Like computer-aided design (CAD) in the 1970's, BIM−the process of using three-dimensional (3-D) modeling technology for creating, communicating, and reviewing building information−is the next step in the evolution of the design and construction process. BIM offers a better way of delivering projects in a collaborative and less fragmented fashion that blurs the line between design and construction. With BIM, the project is designed and virtually constructed during the design phase, which allows construction to proceed more quickly in the field, reducing overall project costs, and enabling the building to begin operation sooner. The result is a benefit to owners, and the project team.

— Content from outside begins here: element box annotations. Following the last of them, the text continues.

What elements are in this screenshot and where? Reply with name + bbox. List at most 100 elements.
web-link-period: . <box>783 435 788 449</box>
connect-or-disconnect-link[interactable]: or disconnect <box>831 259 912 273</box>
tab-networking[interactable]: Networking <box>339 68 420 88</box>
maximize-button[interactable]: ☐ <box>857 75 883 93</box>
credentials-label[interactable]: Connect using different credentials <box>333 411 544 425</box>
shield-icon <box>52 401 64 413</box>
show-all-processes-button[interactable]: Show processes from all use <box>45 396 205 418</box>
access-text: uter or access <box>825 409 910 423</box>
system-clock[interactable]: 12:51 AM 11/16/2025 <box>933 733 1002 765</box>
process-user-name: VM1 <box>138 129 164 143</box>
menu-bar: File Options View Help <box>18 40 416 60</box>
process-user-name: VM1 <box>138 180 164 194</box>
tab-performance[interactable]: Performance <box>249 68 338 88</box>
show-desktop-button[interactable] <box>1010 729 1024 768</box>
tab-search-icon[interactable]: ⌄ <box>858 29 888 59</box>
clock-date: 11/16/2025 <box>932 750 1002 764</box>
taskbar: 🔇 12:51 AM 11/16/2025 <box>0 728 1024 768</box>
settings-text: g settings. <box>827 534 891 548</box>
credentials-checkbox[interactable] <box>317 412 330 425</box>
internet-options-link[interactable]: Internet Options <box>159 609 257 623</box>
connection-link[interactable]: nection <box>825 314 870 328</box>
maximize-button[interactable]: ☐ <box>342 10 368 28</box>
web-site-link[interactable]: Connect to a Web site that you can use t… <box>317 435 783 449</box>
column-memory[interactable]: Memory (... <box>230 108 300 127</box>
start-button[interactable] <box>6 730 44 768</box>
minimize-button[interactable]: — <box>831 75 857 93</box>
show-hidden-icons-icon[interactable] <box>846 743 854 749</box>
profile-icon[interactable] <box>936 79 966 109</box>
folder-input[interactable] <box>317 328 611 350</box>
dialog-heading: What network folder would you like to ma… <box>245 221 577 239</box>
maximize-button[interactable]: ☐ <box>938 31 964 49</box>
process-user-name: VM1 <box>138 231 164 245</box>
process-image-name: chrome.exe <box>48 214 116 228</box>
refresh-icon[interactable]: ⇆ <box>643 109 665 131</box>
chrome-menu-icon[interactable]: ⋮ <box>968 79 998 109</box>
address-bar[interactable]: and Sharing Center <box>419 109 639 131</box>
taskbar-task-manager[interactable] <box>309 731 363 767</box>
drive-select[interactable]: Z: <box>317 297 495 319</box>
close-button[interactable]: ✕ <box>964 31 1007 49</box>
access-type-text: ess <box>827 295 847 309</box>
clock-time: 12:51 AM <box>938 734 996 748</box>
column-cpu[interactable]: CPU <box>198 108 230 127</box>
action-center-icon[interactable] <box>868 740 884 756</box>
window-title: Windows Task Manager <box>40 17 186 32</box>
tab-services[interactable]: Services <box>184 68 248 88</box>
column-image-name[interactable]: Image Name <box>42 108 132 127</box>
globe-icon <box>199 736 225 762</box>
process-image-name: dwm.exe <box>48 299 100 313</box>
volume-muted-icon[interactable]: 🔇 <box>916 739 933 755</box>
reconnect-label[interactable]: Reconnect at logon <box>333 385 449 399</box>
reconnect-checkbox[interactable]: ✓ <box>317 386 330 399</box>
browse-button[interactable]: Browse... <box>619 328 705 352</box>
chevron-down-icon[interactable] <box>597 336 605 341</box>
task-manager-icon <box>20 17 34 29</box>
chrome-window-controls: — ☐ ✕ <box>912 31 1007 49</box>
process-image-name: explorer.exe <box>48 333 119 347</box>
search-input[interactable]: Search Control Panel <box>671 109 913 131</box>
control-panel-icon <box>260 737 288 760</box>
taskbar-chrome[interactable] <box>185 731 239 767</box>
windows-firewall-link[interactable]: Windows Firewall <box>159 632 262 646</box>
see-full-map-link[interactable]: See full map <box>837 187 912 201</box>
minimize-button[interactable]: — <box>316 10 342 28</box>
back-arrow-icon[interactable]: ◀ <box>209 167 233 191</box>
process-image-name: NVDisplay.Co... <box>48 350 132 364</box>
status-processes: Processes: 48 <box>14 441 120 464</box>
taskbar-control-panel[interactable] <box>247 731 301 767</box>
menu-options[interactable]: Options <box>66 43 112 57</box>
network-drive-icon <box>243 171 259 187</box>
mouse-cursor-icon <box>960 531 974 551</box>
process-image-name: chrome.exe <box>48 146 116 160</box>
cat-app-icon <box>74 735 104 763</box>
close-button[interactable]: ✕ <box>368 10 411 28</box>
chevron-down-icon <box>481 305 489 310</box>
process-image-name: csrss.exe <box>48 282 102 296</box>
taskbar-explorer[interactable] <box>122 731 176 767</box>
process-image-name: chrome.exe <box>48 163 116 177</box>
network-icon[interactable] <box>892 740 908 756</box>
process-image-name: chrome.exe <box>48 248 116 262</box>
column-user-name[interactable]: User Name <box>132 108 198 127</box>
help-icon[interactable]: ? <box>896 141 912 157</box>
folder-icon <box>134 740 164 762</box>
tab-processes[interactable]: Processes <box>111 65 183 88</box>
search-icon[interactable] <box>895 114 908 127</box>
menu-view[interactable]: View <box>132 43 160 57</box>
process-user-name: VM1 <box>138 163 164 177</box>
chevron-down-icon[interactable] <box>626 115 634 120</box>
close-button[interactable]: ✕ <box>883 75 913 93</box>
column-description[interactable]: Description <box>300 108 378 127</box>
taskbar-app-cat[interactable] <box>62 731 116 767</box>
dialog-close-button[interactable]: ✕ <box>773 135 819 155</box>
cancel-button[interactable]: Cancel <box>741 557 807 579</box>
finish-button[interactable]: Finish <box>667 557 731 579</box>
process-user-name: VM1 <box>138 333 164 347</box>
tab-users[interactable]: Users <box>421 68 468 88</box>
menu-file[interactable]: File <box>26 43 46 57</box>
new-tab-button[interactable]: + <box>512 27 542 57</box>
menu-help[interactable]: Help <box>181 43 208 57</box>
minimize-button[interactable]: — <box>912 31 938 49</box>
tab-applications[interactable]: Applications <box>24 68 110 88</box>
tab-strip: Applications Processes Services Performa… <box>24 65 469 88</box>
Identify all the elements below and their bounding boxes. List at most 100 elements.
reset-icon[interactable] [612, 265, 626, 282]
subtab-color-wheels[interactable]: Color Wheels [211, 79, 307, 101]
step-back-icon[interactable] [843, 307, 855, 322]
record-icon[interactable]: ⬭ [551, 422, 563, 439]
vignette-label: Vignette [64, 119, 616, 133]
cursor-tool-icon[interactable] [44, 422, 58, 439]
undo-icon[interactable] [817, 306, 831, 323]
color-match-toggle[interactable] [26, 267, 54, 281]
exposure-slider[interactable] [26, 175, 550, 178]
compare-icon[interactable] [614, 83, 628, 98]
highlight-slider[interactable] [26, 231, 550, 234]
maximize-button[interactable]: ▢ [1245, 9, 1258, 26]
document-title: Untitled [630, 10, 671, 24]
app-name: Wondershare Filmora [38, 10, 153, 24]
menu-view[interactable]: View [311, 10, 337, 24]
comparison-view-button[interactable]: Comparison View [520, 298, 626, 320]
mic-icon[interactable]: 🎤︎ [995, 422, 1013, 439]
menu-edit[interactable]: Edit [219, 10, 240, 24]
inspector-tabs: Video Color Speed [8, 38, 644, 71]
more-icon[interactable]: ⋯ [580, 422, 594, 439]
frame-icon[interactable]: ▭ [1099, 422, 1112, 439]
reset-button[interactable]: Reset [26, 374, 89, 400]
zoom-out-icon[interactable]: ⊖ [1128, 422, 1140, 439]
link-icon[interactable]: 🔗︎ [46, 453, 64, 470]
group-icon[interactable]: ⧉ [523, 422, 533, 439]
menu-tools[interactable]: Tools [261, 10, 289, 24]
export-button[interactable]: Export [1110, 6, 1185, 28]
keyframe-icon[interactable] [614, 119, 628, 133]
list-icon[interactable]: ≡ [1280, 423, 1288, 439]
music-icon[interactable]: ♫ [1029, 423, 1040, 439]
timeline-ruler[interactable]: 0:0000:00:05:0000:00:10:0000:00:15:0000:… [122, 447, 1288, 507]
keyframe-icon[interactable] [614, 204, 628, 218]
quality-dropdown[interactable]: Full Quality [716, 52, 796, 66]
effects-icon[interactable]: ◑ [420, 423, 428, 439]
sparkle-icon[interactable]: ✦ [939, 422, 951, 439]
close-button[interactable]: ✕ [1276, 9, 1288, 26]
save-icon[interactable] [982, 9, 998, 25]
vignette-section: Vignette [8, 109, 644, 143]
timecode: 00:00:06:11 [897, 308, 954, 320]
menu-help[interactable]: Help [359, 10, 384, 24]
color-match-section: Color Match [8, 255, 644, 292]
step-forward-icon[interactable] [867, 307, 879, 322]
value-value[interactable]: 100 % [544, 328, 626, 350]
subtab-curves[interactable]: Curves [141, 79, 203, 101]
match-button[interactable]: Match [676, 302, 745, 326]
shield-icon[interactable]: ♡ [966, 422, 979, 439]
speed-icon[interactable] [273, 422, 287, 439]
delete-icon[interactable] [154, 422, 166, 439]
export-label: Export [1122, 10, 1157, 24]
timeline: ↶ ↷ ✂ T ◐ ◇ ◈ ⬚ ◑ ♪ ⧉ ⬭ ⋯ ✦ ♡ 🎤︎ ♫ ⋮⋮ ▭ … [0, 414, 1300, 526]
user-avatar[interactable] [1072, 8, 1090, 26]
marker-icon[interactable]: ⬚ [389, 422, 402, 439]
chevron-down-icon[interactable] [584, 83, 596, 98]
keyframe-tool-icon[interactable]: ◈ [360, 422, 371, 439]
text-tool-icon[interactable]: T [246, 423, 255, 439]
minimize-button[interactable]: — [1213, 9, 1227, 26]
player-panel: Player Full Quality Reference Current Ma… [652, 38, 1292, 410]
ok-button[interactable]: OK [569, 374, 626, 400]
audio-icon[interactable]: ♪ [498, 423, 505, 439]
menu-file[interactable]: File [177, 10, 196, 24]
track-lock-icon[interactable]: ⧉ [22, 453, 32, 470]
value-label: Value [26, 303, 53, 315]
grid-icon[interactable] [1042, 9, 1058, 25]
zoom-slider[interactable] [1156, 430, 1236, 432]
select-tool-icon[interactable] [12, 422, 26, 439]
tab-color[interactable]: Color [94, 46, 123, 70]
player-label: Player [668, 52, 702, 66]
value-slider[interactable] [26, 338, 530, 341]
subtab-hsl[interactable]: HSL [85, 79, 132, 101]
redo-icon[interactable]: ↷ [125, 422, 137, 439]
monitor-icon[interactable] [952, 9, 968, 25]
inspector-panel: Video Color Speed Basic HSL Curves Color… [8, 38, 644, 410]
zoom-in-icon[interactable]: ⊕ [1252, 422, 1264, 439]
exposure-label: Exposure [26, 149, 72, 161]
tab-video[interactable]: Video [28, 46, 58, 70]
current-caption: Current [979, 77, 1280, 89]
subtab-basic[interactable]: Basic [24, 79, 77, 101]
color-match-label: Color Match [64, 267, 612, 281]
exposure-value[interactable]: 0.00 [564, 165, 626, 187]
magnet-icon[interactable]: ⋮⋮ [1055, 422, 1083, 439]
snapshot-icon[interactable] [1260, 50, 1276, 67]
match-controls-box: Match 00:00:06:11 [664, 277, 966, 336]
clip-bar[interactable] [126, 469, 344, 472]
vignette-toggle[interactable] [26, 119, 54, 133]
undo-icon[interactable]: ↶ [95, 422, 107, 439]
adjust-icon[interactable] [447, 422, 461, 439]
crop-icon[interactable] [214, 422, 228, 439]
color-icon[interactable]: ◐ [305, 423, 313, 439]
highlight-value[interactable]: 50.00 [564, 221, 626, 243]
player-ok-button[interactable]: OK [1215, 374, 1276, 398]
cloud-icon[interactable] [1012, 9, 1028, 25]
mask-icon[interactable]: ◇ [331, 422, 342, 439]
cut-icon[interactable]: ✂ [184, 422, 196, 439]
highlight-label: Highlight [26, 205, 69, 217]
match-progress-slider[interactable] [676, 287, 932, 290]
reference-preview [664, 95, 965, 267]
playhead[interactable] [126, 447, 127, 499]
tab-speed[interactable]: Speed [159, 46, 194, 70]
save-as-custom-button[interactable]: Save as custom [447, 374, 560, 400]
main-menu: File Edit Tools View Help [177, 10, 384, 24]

The 3-D model of General Motors' new engine plant allowed A/E firm Ghafari Associates and design team members to digitally detect and correct interferences between building components early in design.
Photo credit: Ghafari Associates

"BIM is about sharing better information, earlier in the process, and broadly," says Daniel Friedman, FAIA, director of school of architecture, University of Illinois at Chicago. He says BIM holds the potential for immediate quantity surveys, identification of conflicts and omissions, fewer change orders, project delays, and cost overruns, and more clearly defined and shared accountability, risk, and reward.

"BIM will change the distribution of labor in the design phases," says Carl Galioto, FAIA, partner, Skidmore, Owings & Merrill (SOM), New York. "When done correctly, the labor is front-loaded earlier in the design process, during the schematic and design development phases, and less in construction documents."